How a small handheld device is bringing five billion people into the global marketplace, one micro-task at a time.
Written by Joe McKendrick, Contributing Writer

Global poverty is one of those massive issues that seems beyond the reach of any solution.

Until now. Thanks to a small handheld device that is putting people in even the most remote stretches of the world in touch with the global marketplace.

That's the buzz coming out of the recent Clinton Global Initiative conference, which explored solutions to the world's most pressing problems. FT's Shannon Bond reports that mobile technology was cited by a range of speakers who praised its potential for everything from improving health to creating jobs to, of course, enabling mobile banking:

Google’s Eric Schmidt: "The starting point is always mobile devices. They are the lifeline for information for many of the people in the world.” Once people get online, he said, they can start businesses, advertise and connect with each other - driving economic growth."

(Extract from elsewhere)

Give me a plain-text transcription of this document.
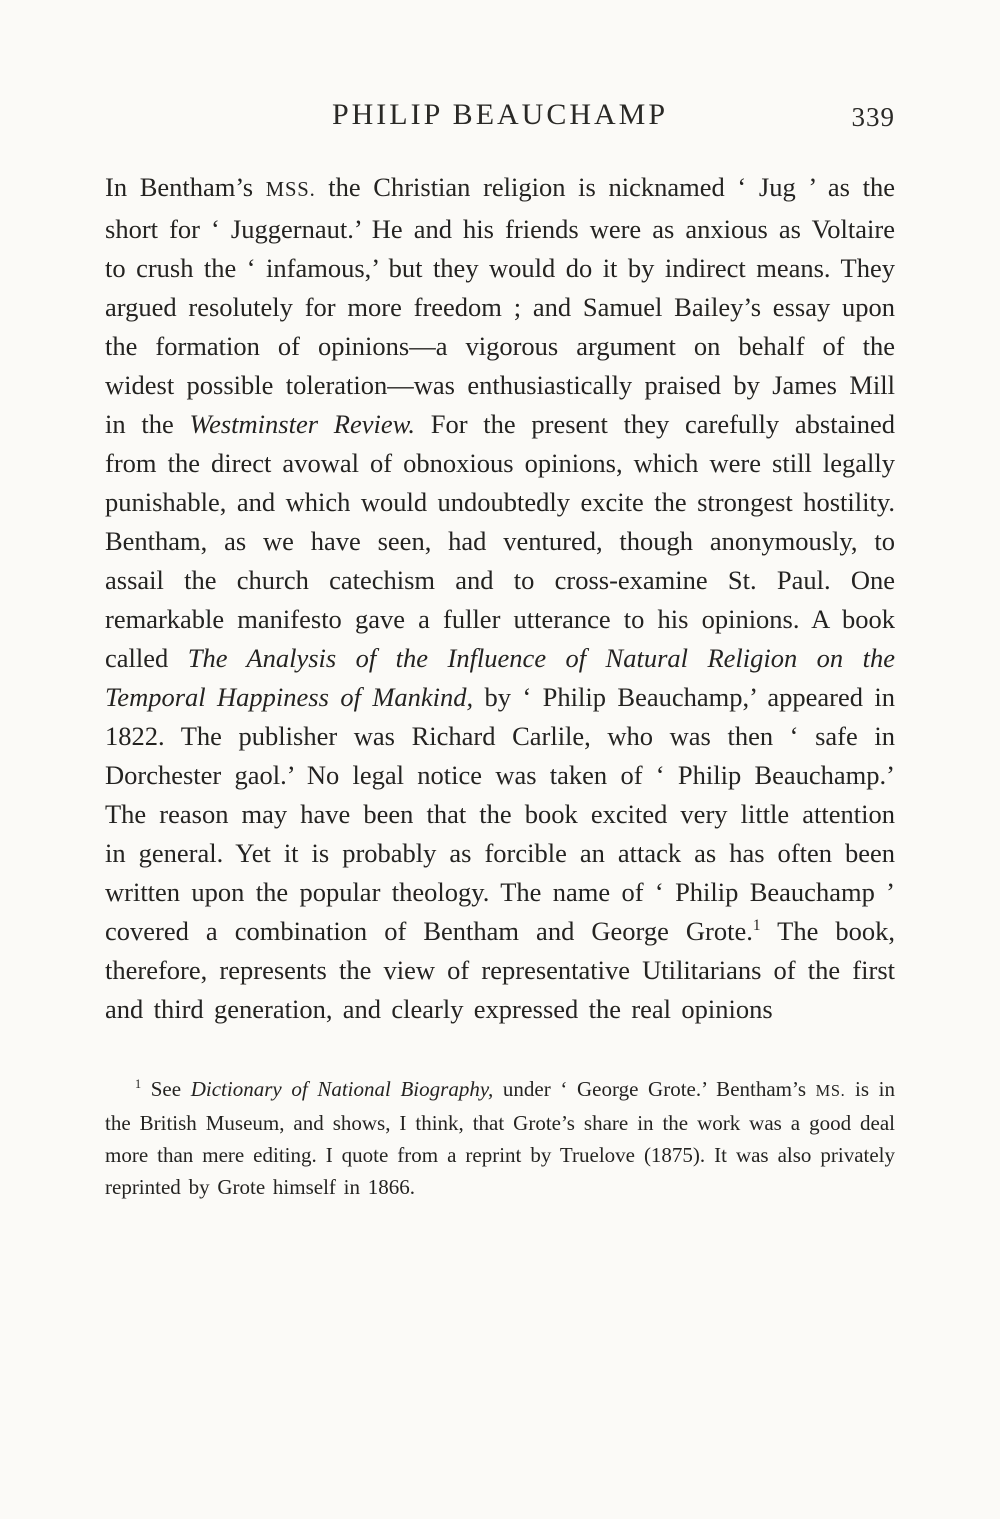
PHILIP BEAUCHAMP	339

In Bentham’s MSS. the Christian religion is nicknamed ‘ Jug ’ as the short for ‘ Juggernaut.’ He and his friends were as anxious as Voltaire to crush the ‘ infamous,’ but they would do it by indirect means. They argued resolutely for more freedom ; and Samuel Bailey’s essay upon the formation of opinions—a vigorous argument on behalf of the widest possible toleration—was enthusiastically praised by James Mill in the Westminster Review. For the present they carefully abstained from the direct avowal of obnoxious opinions, which were still legally punishable, and which would undoubtedly excite the strongest hostility. Bentham, as we have seen, had ventured, though anonymously, to assail the church catechism and to cross-examine St. Paul. One remarkable manifesto gave a fuller utterance to his opinions. A book called The Analysis of the Influence of Natural Religion on the Temporal Happiness of Mankind, by ‘ Philip Beauchamp,’ appeared in 1822. The publisher was Richard Carlile, who was then ‘ safe in Dorchester gaol.’ No legal notice was taken of ‘ Philip Beauchamp.’ The reason may have been that the book excited very little attention in general. Yet it is probably as forcible an attack as has often been written upon the popular theology. The name of ‘ Philip Beauchamp ’ covered a combination of Bentham and George Grote.$^1$ The book, therefore, represents the view of representative Utilitarians of the first and third generation, and clearly expressed the real opinions

$^1$ See Dictionary of National Biography, under ‘ George Grote.’ Bentham’s MS. is in the British Museum, and shows, I think, that Grote’s share in the work was a good deal more than mere editing. I quote from a reprint by Truelove (1875). It was also privately reprinted by Grote himself in 1866.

Former T-Mobile USA chief John Stanton: Mobile phones can “create commerce for people who in many cases haven’t had an opportunity to have a job before."

Cheap, ubiquitous cellphone service gives rise to a range of new opportunities in every corner of the globe, from text messaging to financial transactions. The number of cell phones across the globe is estimated to be about five billion, or close to one for every being on the planet.

Examples of cell phone services across the globe include job-hunting services, such as that offered by Babajob, in Bangalore, India, and Souktel, in the Palestinian  territories, offer job-hunting services via simple text messages; or contract work, such as that offered by TXTeagle, which distributes work to mobile cell-phone users across the globe to handle image, audio and text-based tasks. TXTeagle is now one of Kenya’s largest employers, employing a 10,000-strong workforce is a network of freelancers.

TXTeagle is building an activate a global workforce through technology that enable any mobile phone subscriber to earn money by completing simple micro-tasks on his or her mobile device. Typically outsourced jobs, such as translation services or image tagging, can now be distributed to remote populations looking for work.  TXTeagle's stated goal is to provide more than 250 million micro-tasks to one million mobile subscribers over the course of this year, and subsequently reimburse these workers with mobile airtime or cash.